Healthy Living

Recent Studies Show Link Between Fibromyalgia and Small-Fiber Polyneuropathy

Recent Studies Show Link Between Fibromyalgia and Small-Fiber Polyneuropathy

Fibromyalgia (FM) is a musculoskeletal syndrome that starts in the brain and causes widespread pain in the joints and muscles coupled with intense fatigue, sleep, mood and memory issues. More than twelve million people suffer from FM syndrome with most of the affected being women between the ages of twenty-five and sixty. The fatigue that FM patients feel is one that often leaves them unable to get out of bed or stand well. Some of the effects of having FM culminate in anxiety, depression, tension headaches, IBS and TMJ.
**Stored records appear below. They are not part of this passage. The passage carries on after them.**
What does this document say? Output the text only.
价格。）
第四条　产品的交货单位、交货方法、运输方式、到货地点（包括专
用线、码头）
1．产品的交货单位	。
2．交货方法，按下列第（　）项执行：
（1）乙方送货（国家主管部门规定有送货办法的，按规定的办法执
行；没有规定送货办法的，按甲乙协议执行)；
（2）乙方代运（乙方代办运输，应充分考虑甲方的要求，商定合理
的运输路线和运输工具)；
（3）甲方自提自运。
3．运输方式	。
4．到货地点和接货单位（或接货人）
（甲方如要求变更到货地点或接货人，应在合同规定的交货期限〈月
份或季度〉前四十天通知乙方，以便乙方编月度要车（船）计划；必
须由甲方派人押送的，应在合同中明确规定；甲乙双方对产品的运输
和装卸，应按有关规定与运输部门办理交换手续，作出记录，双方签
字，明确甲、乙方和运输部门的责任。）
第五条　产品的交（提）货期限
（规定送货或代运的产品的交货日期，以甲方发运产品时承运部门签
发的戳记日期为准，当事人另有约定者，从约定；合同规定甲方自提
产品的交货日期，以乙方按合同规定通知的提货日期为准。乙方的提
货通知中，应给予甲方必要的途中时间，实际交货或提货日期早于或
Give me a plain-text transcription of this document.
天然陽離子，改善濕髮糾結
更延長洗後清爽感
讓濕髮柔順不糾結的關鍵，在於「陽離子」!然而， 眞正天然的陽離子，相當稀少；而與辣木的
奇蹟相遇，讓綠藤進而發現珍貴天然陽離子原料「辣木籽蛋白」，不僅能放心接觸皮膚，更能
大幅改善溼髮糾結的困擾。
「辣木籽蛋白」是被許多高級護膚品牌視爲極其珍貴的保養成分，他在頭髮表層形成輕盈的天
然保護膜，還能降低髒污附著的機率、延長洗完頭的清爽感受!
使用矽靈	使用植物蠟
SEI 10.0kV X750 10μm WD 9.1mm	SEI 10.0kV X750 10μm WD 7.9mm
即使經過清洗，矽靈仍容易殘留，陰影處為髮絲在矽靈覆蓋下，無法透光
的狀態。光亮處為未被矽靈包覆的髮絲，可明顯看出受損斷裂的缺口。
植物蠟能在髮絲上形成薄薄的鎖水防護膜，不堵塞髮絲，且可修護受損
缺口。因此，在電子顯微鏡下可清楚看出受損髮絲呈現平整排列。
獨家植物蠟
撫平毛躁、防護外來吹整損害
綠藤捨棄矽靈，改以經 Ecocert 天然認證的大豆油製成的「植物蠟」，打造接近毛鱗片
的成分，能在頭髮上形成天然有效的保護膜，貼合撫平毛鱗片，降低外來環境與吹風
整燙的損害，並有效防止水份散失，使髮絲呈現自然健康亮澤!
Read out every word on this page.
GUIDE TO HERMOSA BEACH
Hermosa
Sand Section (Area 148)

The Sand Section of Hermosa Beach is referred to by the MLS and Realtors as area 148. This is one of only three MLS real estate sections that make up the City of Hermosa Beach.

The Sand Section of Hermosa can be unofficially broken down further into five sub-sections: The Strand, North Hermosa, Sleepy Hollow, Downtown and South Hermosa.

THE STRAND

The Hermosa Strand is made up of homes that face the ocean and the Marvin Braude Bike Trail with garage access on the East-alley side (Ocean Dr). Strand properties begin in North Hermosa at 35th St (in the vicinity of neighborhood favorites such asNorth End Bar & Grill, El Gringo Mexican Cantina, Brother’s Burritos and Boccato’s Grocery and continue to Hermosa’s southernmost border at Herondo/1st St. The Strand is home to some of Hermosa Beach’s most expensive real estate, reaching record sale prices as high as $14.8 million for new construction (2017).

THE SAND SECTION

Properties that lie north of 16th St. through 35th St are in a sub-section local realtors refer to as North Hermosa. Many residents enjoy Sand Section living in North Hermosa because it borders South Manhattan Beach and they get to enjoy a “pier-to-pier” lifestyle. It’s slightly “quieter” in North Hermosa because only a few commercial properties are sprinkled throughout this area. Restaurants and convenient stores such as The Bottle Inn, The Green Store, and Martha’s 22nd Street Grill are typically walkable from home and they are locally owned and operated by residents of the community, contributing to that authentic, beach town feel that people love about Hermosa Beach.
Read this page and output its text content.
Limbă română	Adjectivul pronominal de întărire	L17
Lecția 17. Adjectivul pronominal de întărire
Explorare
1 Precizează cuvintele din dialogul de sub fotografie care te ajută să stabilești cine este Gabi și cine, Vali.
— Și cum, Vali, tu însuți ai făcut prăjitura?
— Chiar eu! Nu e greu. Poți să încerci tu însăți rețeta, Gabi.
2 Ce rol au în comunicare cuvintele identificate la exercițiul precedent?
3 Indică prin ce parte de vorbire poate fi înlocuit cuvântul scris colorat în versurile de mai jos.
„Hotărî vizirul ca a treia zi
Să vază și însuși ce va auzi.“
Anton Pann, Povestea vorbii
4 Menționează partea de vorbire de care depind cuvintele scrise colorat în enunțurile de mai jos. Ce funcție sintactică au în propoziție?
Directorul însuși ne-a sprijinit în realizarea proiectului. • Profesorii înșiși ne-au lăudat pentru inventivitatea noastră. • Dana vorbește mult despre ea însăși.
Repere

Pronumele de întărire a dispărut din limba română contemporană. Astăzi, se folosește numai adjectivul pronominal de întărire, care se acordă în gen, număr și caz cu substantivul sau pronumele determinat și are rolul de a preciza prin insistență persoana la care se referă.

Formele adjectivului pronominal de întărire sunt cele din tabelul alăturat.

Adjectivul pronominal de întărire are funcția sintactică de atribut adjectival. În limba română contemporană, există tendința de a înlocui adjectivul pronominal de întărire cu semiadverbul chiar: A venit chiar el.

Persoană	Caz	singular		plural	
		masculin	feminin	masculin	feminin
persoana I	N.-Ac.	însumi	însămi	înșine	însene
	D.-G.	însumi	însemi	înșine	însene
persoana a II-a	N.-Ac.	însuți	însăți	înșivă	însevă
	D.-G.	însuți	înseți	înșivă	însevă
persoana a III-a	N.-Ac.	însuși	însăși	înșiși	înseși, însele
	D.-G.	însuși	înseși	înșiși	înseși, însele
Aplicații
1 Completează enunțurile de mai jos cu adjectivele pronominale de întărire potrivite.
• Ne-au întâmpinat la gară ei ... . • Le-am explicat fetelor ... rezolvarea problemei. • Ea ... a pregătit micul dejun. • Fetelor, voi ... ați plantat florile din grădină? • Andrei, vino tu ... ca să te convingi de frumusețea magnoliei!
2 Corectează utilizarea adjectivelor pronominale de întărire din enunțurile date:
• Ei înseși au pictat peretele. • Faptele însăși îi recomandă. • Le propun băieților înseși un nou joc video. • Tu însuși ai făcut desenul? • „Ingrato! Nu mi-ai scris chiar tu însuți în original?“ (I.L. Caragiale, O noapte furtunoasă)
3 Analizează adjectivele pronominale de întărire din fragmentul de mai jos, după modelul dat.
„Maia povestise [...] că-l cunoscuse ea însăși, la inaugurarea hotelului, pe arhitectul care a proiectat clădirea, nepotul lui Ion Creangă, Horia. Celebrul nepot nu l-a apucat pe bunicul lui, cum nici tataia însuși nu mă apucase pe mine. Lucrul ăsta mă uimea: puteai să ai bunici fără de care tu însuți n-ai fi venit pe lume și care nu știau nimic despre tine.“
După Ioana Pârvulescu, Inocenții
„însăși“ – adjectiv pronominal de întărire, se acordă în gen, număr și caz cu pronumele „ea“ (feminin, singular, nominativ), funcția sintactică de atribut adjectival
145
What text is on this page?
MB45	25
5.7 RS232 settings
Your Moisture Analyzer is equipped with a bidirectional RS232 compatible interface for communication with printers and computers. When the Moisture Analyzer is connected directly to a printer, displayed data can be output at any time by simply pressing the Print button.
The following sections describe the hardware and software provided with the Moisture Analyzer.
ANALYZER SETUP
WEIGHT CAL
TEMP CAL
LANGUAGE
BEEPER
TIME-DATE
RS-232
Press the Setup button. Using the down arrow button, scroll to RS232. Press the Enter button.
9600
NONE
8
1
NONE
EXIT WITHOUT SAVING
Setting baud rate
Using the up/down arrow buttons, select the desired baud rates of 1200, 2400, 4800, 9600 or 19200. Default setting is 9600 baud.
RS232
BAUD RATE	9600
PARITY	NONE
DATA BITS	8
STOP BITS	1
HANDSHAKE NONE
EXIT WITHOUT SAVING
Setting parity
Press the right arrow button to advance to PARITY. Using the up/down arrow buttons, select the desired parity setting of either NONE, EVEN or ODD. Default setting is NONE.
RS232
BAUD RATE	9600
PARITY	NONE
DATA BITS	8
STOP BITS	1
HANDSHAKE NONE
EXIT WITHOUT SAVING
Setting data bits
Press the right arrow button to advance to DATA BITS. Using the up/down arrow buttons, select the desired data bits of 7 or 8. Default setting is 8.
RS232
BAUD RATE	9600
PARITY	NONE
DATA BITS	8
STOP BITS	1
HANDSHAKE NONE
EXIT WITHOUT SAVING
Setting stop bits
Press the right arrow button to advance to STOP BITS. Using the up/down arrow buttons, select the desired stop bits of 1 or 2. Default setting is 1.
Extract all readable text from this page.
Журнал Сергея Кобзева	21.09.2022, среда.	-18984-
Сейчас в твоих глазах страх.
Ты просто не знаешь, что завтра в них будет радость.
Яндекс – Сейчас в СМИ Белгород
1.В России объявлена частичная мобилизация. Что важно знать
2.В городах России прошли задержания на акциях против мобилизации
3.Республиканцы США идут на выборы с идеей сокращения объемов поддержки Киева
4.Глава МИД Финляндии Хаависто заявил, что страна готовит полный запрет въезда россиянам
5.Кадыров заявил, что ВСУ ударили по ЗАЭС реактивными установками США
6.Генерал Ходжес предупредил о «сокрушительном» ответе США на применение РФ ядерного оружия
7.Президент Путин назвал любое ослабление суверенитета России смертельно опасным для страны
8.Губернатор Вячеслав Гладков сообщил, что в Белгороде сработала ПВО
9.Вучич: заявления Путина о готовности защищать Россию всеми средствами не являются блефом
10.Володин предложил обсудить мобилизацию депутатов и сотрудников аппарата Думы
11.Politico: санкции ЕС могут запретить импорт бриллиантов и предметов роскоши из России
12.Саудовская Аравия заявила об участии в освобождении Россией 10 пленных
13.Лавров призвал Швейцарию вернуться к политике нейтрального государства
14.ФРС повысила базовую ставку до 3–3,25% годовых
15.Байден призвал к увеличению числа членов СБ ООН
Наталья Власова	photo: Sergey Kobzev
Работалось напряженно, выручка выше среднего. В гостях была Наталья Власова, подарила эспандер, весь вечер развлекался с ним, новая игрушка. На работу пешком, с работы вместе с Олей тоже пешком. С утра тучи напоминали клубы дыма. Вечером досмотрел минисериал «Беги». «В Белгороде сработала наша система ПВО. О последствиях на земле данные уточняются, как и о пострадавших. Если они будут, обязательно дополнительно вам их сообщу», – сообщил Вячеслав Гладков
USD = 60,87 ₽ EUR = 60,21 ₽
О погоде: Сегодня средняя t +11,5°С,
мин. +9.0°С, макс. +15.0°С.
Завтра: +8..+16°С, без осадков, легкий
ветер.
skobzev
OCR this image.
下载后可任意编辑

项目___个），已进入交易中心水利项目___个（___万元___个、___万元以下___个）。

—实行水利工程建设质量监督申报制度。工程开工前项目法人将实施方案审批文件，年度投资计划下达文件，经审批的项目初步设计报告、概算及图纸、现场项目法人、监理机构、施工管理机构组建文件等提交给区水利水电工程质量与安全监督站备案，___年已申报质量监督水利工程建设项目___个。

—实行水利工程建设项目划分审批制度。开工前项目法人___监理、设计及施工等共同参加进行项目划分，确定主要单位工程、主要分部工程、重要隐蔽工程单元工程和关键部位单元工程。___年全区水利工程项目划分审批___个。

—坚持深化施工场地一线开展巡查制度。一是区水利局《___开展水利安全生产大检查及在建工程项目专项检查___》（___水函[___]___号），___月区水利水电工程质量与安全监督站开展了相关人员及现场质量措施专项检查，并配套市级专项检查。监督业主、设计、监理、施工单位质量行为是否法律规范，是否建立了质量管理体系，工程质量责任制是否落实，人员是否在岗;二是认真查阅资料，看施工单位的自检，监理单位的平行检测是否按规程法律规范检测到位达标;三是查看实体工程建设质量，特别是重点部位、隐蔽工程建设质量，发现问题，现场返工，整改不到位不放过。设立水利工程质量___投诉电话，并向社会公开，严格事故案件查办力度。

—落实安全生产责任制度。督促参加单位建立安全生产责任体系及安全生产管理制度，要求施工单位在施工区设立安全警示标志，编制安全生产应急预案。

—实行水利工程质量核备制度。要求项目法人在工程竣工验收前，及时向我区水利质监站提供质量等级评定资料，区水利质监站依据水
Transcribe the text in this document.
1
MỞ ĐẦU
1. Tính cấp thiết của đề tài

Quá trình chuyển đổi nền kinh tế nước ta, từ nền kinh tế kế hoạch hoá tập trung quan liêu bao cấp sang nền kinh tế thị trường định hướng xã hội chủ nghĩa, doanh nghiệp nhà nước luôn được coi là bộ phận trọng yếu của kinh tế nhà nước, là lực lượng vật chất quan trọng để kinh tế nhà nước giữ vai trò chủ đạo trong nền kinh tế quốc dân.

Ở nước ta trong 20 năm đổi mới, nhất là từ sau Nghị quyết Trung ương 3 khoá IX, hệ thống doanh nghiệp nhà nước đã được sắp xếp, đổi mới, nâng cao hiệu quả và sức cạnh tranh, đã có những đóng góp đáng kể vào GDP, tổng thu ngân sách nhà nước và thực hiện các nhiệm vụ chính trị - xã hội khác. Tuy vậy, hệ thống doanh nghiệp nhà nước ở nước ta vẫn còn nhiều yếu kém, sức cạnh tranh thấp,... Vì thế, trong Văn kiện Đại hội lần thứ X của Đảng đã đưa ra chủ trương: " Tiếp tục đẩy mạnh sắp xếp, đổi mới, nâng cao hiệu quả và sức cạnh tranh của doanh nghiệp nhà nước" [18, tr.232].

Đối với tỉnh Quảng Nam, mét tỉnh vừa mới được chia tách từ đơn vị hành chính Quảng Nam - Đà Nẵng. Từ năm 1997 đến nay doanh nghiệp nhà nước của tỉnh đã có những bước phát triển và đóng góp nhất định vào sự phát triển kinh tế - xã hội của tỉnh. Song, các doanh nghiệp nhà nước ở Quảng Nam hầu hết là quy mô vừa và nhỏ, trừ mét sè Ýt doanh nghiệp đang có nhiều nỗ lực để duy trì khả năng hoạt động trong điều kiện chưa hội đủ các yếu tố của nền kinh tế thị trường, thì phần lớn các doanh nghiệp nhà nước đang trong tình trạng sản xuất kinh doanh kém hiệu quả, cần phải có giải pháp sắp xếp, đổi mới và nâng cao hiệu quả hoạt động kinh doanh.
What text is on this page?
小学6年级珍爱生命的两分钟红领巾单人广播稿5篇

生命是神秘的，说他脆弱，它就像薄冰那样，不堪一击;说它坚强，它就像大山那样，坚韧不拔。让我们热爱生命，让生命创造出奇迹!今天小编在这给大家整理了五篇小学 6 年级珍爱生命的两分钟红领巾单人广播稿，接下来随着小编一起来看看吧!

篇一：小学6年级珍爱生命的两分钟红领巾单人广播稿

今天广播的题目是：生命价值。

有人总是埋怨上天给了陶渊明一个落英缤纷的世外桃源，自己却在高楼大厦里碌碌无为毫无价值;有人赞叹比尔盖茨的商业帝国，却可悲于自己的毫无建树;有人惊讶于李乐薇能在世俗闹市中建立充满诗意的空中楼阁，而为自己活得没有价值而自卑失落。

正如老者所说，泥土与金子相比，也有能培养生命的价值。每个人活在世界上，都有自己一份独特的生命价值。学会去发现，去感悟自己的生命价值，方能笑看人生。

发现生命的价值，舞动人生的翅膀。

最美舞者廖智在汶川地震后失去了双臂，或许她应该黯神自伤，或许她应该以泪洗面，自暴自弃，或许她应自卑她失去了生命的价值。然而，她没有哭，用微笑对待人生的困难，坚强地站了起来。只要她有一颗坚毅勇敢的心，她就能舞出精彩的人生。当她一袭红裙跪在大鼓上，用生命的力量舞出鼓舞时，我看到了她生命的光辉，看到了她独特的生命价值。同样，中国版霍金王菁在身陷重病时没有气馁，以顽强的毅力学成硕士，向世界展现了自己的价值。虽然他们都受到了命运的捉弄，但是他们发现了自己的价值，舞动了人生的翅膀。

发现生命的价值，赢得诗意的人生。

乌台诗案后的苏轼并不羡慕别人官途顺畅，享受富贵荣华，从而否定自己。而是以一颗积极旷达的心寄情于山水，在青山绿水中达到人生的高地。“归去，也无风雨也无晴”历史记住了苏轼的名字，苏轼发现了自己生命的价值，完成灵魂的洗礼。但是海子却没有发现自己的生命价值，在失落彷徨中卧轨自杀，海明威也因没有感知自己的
The pain responses in people with FM are overly sensitive and they react more strongly to pain stimuli. Because all of the symptoms that FM patients experience are also symptomatic of other diseases and disorders, and because the symptoms are not always consistent, it can be difficult to obtain a diagnosis and the road from symptoms to diagnosis can be a long, painful and isolating one. There is no test for FM, making the disorder hard to confirm. They can’t just take blood or do an x-ray to confirm symptoms. In order for diagnosis to occur, doctors must rely on the grouping of a patient's symptoms.

It’s been recently found though that almost half of patients in a study done at Massachusetts General have what is known as Small Fiber Polyneuropathy (SFPN), prompting physicians to call for testing of this disorder in patients labeled as FM patients. The prompt is owed to SFPN having a set criterion that can be established when diagnosing, it’s thought that if used, more patients with FM may be easier to Identify.

Fibromyalgia starts in the brain and it is a musculoskeletal syndrome. In the joints and muscles it causes widespread pain along with intense fatigue, mood, memory and sleep issues. It has been found that in almost half of the FM patients they have small fibre poly neuropathy. This has prompted the physicians to test for this disorder too.

In FM, the pain is amplified. Thus even to slightest pain stimuli the person becomes overly sensitive. It is believed that in such people the signals are processed by the pain centres of the brain and spinal cord differently. Usually after an infection or after a traumatic physical encounter or during the time of intense psychological stress, the symptoms begin. In some cases, over time the symptoms accumulate. The symptoms of FM are mimicked by other disorder thus diagnosis is difficult. Certain guidelines and specific physical tests have been set by the American College of Rheumatology.  A persistent widespread pain for at least three months, not having any other disorders or disease that can cause trouble thinking or feeling tired after waking up are the baseline for testing.

In small fibre polyneuropathy, the small nerves are damaged. These nerves to the body supply tactile sensation, help in breathing, regulate heart rate, help in digestion and control perspiration. It is believed that an immune response causes this. Small fibre polyneuropathy occurs in the peripheral nervous system.  Numbness, tingling in the affected area or burning are the usual symptoms. However, in an upward trajectory, these symptoms may travel. Usually in the adolescence to mid adulthood, the symptomsmay start. The pain is centralized in the whole body initially later as the patient ages, into the extremities the pain will extend. A genetic component involvement has been found in majority cases.  The usual diagnosis is taking a family and medical history, lab tests and physical examination. Electromyography and nerve conduction studies are done to eliminate the involvement of motor and large nerve fibres. To verify loss of cutaneous nerve innervation, skin biopsies are done. Experimental protocols are being used by researchers for treatment of FM along with the normal FDA approved medicines. This approach has been successful to treat small fibre polyneuropathy in patients with both the disorders.

Growth hormones- improved pain tolerance and fatigue reduction was experienced by used patients, but for many the issue was unexpected side effects and the high cost.

Cannabis- in many cases, the active ingredient found in cannabis that is synthetic THC was found to be of immense help. It helped in sleep issues and also aided pain. Some side effects were present but it was found that these side effects were not life threatening.

Quenpentadine- the dopamine and serotonin levels are enhanced by using it for short term. It is an anti-psychotic and the sympathetic nervous system responses to brain are blocked by it. Increased fatigue is a side effect and already in FM patients this is a symptom that is already present. However, for long term solution for many this is a less than ideal solution.